The agreed consolidation measures include cuts to financial aid provided through the Climate and Transformation Fund (KTF), alongside stronger actions. Financial aid under the core federal budget is also set to be reduced. In addition, the government announced that from 2027 not all revenues generated from the EU Emissions Trading System (EU ETS) and the national emissions trading system will continue to be allocated to the Climate and Transformation Fund. Around €2.7 billion of these revenues will instead be transferred to the federal budget.
WV Stahl warns over impact on industrial competitiveness
The German Steel Federation (WV Stahl) has expressed concern after the German Federal Cabinet approved the draft 2027 federal budget, warning that planned cuts to the Climate and Transformation Fund (KTF) could undermine industrial competitiveness and the country’s climate transition.

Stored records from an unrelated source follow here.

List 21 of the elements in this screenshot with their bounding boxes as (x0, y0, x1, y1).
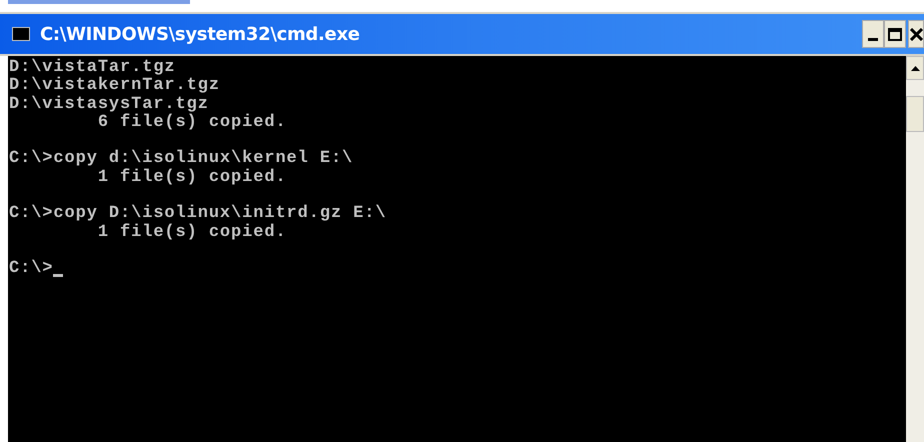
console-line: D:\vistaTar.tgz (9, 59, 176, 77)
scrollbar[interactable] (906, 56, 924, 442)
console-line: C:\> (9, 260, 54, 279)
window-title: C:\WINDOWS\system32\cmd.exe (40, 22, 360, 46)
console-line: 1 file(s) copied. (96, 168, 287, 188)
console-icon (12, 27, 30, 41)
minimize-button[interactable] (862, 20, 884, 48)
close-button[interactable] (908, 20, 924, 48)
console-line: D:\vistasysTar.tgz (9, 96, 209, 114)
console-line: C:\>copy d:\isolinux\kernel E:\ (9, 150, 354, 168)
console-line: 6 file(s) copied. (96, 114, 287, 132)
scroll-thumb[interactable] (906, 96, 924, 132)
maximize-icon (888, 28, 902, 40)
maximize-button[interactable] (884, 20, 906, 48)
console-line: D:\vistakernTar.tgz (9, 77, 220, 96)
up-arrow-icon (910, 66, 920, 70)
close-icon (910, 28, 923, 40)
scroll-up-button[interactable] (906, 56, 924, 80)
console-line: 1 file(s) copied. (96, 224, 287, 242)
console-line: C:\>copy D:\isolinux\initrd.gz E:\ (9, 205, 386, 224)
minimize-icon (868, 38, 878, 41)
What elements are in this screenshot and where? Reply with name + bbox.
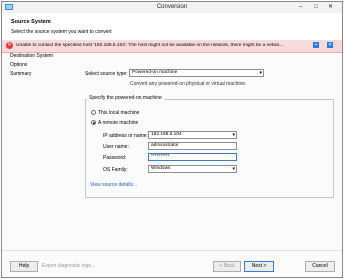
next-button[interactable]: Next > [244, 261, 274, 272]
password-input[interactable]: ********** [148, 153, 237, 161]
help-button[interactable]: Help [10, 261, 38, 272]
nav-item-summary[interactable]: Summary [10, 71, 31, 77]
chevron-down-icon: ▾ [232, 166, 235, 172]
window-title: Conversion [156, 4, 188, 10]
ip-address-input[interactable]: 192.168.6.104 ▾ [148, 131, 237, 139]
page-header: Source System Select the source system y… [2, 13, 342, 41]
user-label: User name: [103, 144, 129, 150]
footer: Help Export diagnostic logs... < Back Ne… [2, 250, 342, 277]
cancel-button[interactable]: Cancel [305, 261, 335, 272]
radio-local-machine[interactable] [91, 110, 96, 115]
nav-item-destination-system[interactable]: Destination System [10, 53, 53, 59]
os-value: Windows [151, 166, 171, 171]
nav-item-options[interactable]: Options [10, 62, 27, 68]
radio-remote-label: A remote machine [98, 120, 139, 126]
error-message: Unable to contact the specified host '19… [16, 43, 284, 48]
group-title: Specify the powered-on machine [87, 95, 164, 101]
conversion-window: Conversion – □ ✕ Source System Select th… [1, 1, 343, 278]
page-title: Source System [11, 19, 51, 25]
source-type-hint: Convert any powered-on physical or virtu… [130, 81, 247, 87]
back-button[interactable]: < Back [213, 261, 241, 272]
maximize-button[interactable]: □ [314, 4, 318, 10]
wizard-nav: Destination System Options Summary [2, 53, 72, 253]
error-icon: ✕ [6, 42, 13, 49]
password-label: Password: [103, 155, 127, 161]
close-button[interactable]: ✕ [328, 4, 333, 10]
error-banner: ✕ Unable to contact the specified host '… [2, 40, 342, 53]
source-type-value: Powered-on machine [132, 70, 178, 75]
plus-icon[interactable]: + [313, 42, 319, 48]
os-label: OS Family: [103, 167, 128, 173]
source-type-select[interactable]: Powered-on machine ▾ [129, 69, 264, 77]
chevron-down-icon: ▾ [259, 70, 262, 76]
minimize-button[interactable]: – [299, 4, 302, 10]
radio-local-label: This local machine [98, 110, 140, 116]
view-source-details-link[interactable]: View source details... [90, 182, 137, 188]
chevron-down-icon: ▾ [232, 132, 235, 138]
radio-remote-machine[interactable] [91, 120, 96, 125]
ip-value: 192.168.6.104 [151, 132, 182, 137]
os-family-select[interactable]: Windows ▾ [148, 165, 237, 173]
page-subtitle: Select the source system you want to con… [11, 29, 112, 35]
username-input[interactable]: administrator [148, 142, 237, 150]
export-logs-link[interactable]: Export diagnostic logs... [42, 263, 95, 269]
source-type-label: Select source type: [85, 71, 128, 77]
close-icon[interactable]: ✕ [327, 42, 333, 48]
ip-label: IP address or name: [103, 133, 148, 139]
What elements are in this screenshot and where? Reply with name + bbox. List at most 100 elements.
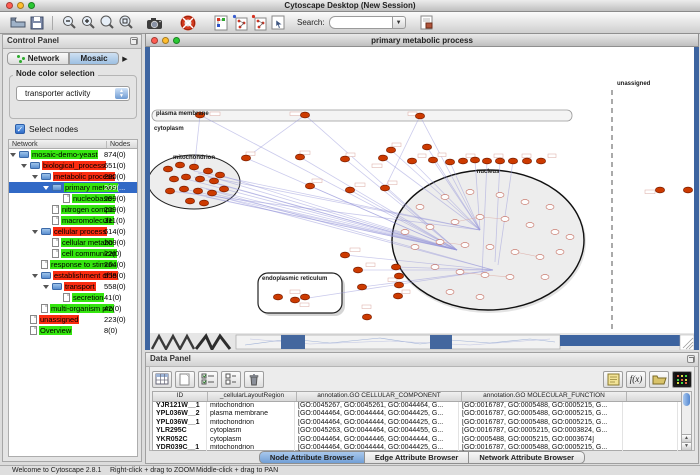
network-node[interactable] <box>195 176 204 182</box>
new-attribute-icon[interactable] <box>175 371 195 388</box>
network-node[interactable] <box>169 176 178 182</box>
tree-item[interactable]: transport558(0) <box>9 281 137 292</box>
network-node[interactable] <box>295 154 304 160</box>
network-node[interactable] <box>482 158 491 164</box>
network-node[interactable] <box>300 112 309 118</box>
network-node[interactable] <box>340 156 349 162</box>
network-overlay-icon-1[interactable] <box>230 14 249 32</box>
network-node[interactable] <box>353 267 362 273</box>
disclosure-triangle-icon[interactable] <box>32 175 38 179</box>
tree-item[interactable]: cellular process614(0) <box>9 226 137 237</box>
network-canvas[interactable]: plasma membranecytoplasmmitochondrionnuc… <box>150 47 694 333</box>
zoom-out-icon[interactable] <box>59 14 78 32</box>
tree-item[interactable]: macromolecule311(0) <box>9 215 137 226</box>
table-scrollbar[interactable]: ▲ ▼ <box>681 391 692 451</box>
network-node[interactable] <box>422 144 431 150</box>
nucleus-node[interactable] <box>476 215 484 220</box>
nucleus-node[interactable] <box>436 240 444 245</box>
tree-item[interactable]: establishment of lo558(0) <box>9 270 137 281</box>
network-node[interactable] <box>394 282 403 288</box>
nucleus-node[interactable] <box>506 275 514 280</box>
network-window-titlebar[interactable]: primary metabolic process <box>145 33 699 47</box>
nucleus-node[interactable] <box>521 200 529 205</box>
open-session-icon[interactable] <box>8 14 27 32</box>
nucleus-node[interactable] <box>411 245 419 250</box>
tree-item[interactable]: response to stimulu264(0) <box>9 259 137 270</box>
network-node[interactable] <box>273 294 282 300</box>
nucleus-node[interactable] <box>416 205 424 210</box>
column-header[interactable]: annotation.GO CELLULAR_COMPONENT <box>297 392 462 401</box>
nucleus-node[interactable] <box>441 195 449 200</box>
network-node[interactable] <box>241 155 250 161</box>
attribute-matrix-icon[interactable] <box>672 371 692 388</box>
nucleus-node[interactable] <box>456 270 464 275</box>
network-node[interactable] <box>165 188 174 194</box>
zoom-selected-icon[interactable] <box>97 14 116 32</box>
disclosure-triangle-icon[interactable] <box>43 285 49 289</box>
network-node[interactable] <box>305 183 314 189</box>
search-input[interactable] <box>329 16 393 29</box>
disclosure-triangle-icon[interactable] <box>10 153 16 157</box>
network-node[interactable] <box>445 159 454 165</box>
network-node[interactable] <box>207 190 216 196</box>
nucleus-node[interactable] <box>431 265 439 270</box>
network-node[interactable] <box>357 284 366 290</box>
edit-network-icon[interactable] <box>268 14 287 32</box>
tree-item[interactable]: mosaic-demo-yeast874(0) <box>9 149 137 160</box>
network-node[interactable] <box>391 264 400 270</box>
network-node[interactable] <box>209 178 218 184</box>
tree-item[interactable]: metabolic process280(0) <box>9 171 137 182</box>
network-node[interactable] <box>458 158 467 164</box>
network-node[interactable] <box>386 147 395 153</box>
select-nodes-checkbox[interactable]: ✓ <box>15 124 25 134</box>
network-node[interactable] <box>290 297 299 303</box>
nucleus-node[interactable] <box>476 295 484 300</box>
tab-network-attribute-browser[interactable]: Network Attribute Browser <box>469 451 585 464</box>
network-node[interactable] <box>300 294 309 300</box>
network-node[interactable] <box>189 164 198 170</box>
network-node[interactable] <box>508 158 517 164</box>
network-node[interactable] <box>345 187 354 193</box>
tree-item[interactable]: cellular metabo209(0) <box>9 237 137 248</box>
network-node[interactable] <box>179 186 188 192</box>
network-node[interactable] <box>378 155 387 161</box>
table-row[interactable]: YLR295Ccytoplasm[GO:0045263, GO:0044464,… <box>153 427 687 435</box>
nucleus-node[interactable] <box>526 223 534 228</box>
network-node[interactable] <box>175 162 184 168</box>
nucleus-node[interactable] <box>541 275 549 280</box>
vizmapper-icon[interactable] <box>211 14 230 32</box>
data-panel-undock-icon[interactable] <box>687 355 695 363</box>
network-node[interactable] <box>219 186 228 192</box>
attribute-batch-icon[interactable] <box>221 371 241 388</box>
tree-item[interactable]: nucleobase-209(0) <box>9 193 137 204</box>
network-node[interactable] <box>340 252 349 258</box>
nucleus-node[interactable] <box>556 250 564 255</box>
nucleus-node[interactable] <box>546 205 554 210</box>
nucleus-node[interactable] <box>566 235 574 240</box>
table-row[interactable]: YPL036W__2plasma membrane[GO:0044464, GO… <box>153 410 687 418</box>
table-row[interactable]: YPL036W__1mitochondrion[GO:0044464, GO:0… <box>153 419 687 427</box>
network-node[interactable] <box>215 172 224 178</box>
tree-item[interactable]: secretion41(0) <box>9 292 137 303</box>
node-color-combo[interactable]: transporter activity ▲▼ <box>16 86 130 101</box>
tree-item[interactable]: unassigned223(0) <box>9 314 137 325</box>
zoom-fit-icon[interactable] <box>116 14 135 32</box>
tree-item[interactable]: Overview8(0) <box>9 325 137 336</box>
nucleus-node[interactable] <box>426 225 434 230</box>
tab-network[interactable]: Network <box>7 52 69 65</box>
disclosure-triangle-icon[interactable] <box>43 186 49 190</box>
tree-item[interactable]: primary metabo209(... <box>9 182 137 193</box>
network-node[interactable] <box>199 200 208 206</box>
undock-icon[interactable] <box>130 37 138 45</box>
notes-icon[interactable] <box>603 371 623 388</box>
nucleus-node[interactable] <box>446 290 454 295</box>
column-header[interactable]: _cellularLayoutRegion <box>208 392 297 401</box>
snapshot-icon[interactable] <box>145 14 164 32</box>
nucleus-node[interactable] <box>401 230 409 235</box>
network-node[interactable] <box>536 158 545 164</box>
tab-node-attribute-browser[interactable]: Node Attribute Browser <box>259 451 365 464</box>
column-header[interactable]: ID <box>153 392 208 401</box>
network-node[interactable] <box>683 187 692 193</box>
network-node[interactable] <box>362 314 371 320</box>
table-row[interactable]: YKR052Ccytoplasm[GO:0044464, GO:0044446,… <box>153 436 687 444</box>
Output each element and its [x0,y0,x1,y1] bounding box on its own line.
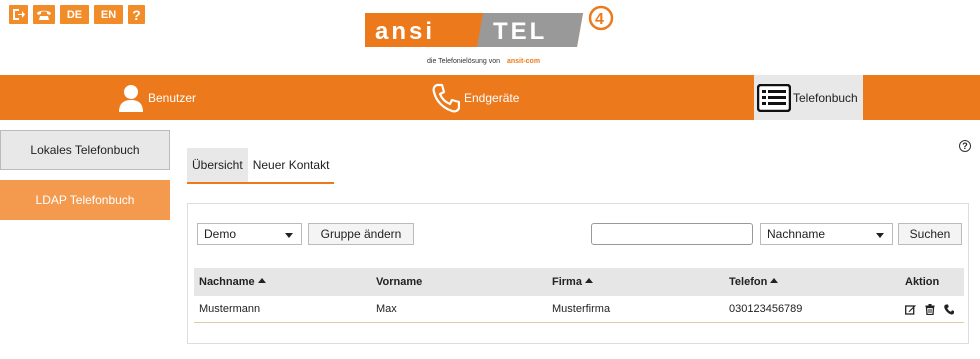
phonebook-list-icon [757,83,791,112]
language-de-button[interactable]: DE [60,5,89,24]
content-tabs: Übersicht Neuer Kontakt [187,148,335,184]
column-header-firma[interactable]: Firma [552,268,593,296]
logo-version: 4 [595,11,604,28]
help-label: ? [132,6,141,23]
column-header-firma-label: Firma [552,276,582,288]
language-en-label: EN [100,8,117,21]
cell-telefon: 030123456789 [729,303,803,315]
table-header: Nachname Vorname Firma Telefon Aktion [194,268,964,296]
search-input[interactable] [591,223,753,245]
delete-icon[interactable] [925,303,935,315]
language-de-label: DE [66,8,83,21]
column-header-nachname-label: Nachname [199,276,255,288]
tab-uebersicht-label: Übersicht [192,158,243,172]
tab-neuer-kontakt-label: Neuer Kontakt [252,158,330,172]
search-field-select[interactable]: Nachname [760,223,893,245]
tab-uebersicht[interactable]: Übersicht [187,148,248,182]
column-header-vorname-label: Vorname [376,276,423,288]
table-row: Mustermann Max Musterfirma 030123456789 [194,296,964,323]
search-button-label: Suchen [909,227,951,241]
search-button[interactable]: Suchen [898,223,962,245]
phone-handset-icon[interactable] [33,5,55,24]
column-header-aktion-label: Aktion [905,276,940,288]
sidebar-item-lokales-telefonbuch[interactable]: Lokales Telefonbuch [0,130,170,170]
phone-icon [432,83,460,112]
sidebar-item-ldap-telefonbuch[interactable]: LDAP Telefonbuch [0,180,170,220]
logout-icon[interactable] [9,5,28,24]
chevron-down-icon [285,233,293,238]
logo-tagline-brand: ansit-com [507,58,540,65]
column-header-telefon-label: Telefon [729,276,768,288]
help-icon-glyph: ? [962,141,968,151]
column-header-vorname: Vorname [376,268,422,296]
logo-brand-right: TEL [493,18,547,45]
edit-icon[interactable] [905,304,916,315]
sidebar-item-ldap-label: LDAP Telefonbuch [35,193,135,207]
user-icon [119,84,143,112]
cell-firma: Musterfirma [552,303,611,315]
sort-ascending-icon [770,278,779,283]
nav-item-endgeraete[interactable]: Endgeräte [432,75,519,120]
sidebar-item-lokales-label: Lokales Telefonbuch [30,143,140,157]
logo-tagline: die Telefonielösung von [427,58,500,65]
column-header-telefon[interactable]: Telefon [729,268,779,296]
sort-ascending-icon [584,278,593,283]
cell-nachname: Mustermann [199,303,261,315]
column-header-aktion: Aktion [905,268,939,296]
ansitel-logo: ansi TEL 4 die Telefonielösung von ansit… [365,5,625,70]
main-navigation: Benutzer Endgeräte Telefonbuch [0,75,980,120]
language-en-button[interactable]: EN [94,5,123,24]
call-icon[interactable] [944,304,954,315]
nav-item-telefonbuch[interactable]: Telefonbuch [754,75,863,120]
cell-vorname: Max [376,303,397,315]
tab-neuer-kontakt[interactable]: Neuer Kontakt [248,148,335,182]
group-select-value: Demo [204,227,237,241]
nav-item-telefonbuch-label: Telefonbuch [793,90,858,105]
nav-item-benutzer-label: Benutzer [148,90,197,105]
nav-item-benutzer[interactable]: Benutzer [118,75,196,120]
top-icon-group: DE EN ? [9,5,145,24]
search-field-select-value: Nachname [767,227,826,241]
column-header-nachname[interactable]: Nachname [199,268,266,296]
top-bar: DE EN ? ansi TEL 4 die Telefonielösung v… [0,0,980,75]
help-button[interactable]: ? [128,5,145,24]
help-icon[interactable]: ? [959,140,971,152]
phonebook-panel: Demo Gruppe ändern Nachname Suchen Nachn… [187,203,969,344]
sidebar: Lokales Telefonbuch LDAP Telefonbuch [0,130,170,230]
nav-item-endgeraete-label: Endgeräte [464,90,520,105]
change-group-label: Gruppe ändern [320,227,402,241]
sort-ascending-icon [257,278,266,283]
logo-brand-left: ansi [375,18,435,45]
row-actions [905,296,954,322]
change-group-button[interactable]: Gruppe ändern [308,223,414,245]
chevron-down-icon [876,233,884,238]
group-select[interactable]: Demo [197,223,302,245]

Commenting on the draft budget, WV Stahl CEO Kerstin Maria Rippel said the proposed reallocation of EU ETS revenues is a warning sign for German industry. She stated that the consolidation of the KTF should not result in the reversal of recently introduced energy price relief measures, arguing instead that revenues generated through emissions trading by industrial companies should be fully reinvested in industry to strengthen competitiveness and support the transition to climate neutrality.
Federation calls for continued industrial support
The federation warned that, if the reallocation proceeds, key industrial support measures, including subsidies for electricity transmission network charges, electricity price compensation, and the planned industrial electricity price, could be undermined. It said these instruments are essential for maintaining Germany’s industrial competitiveness and should be continued, consolidated and expanded.
WV Stahl reiterated its call for an all-inclusive industrial electricity price of €50/MWh, stating that such a level is necessary to secure industrial investment and support the transition to climate-neutral production.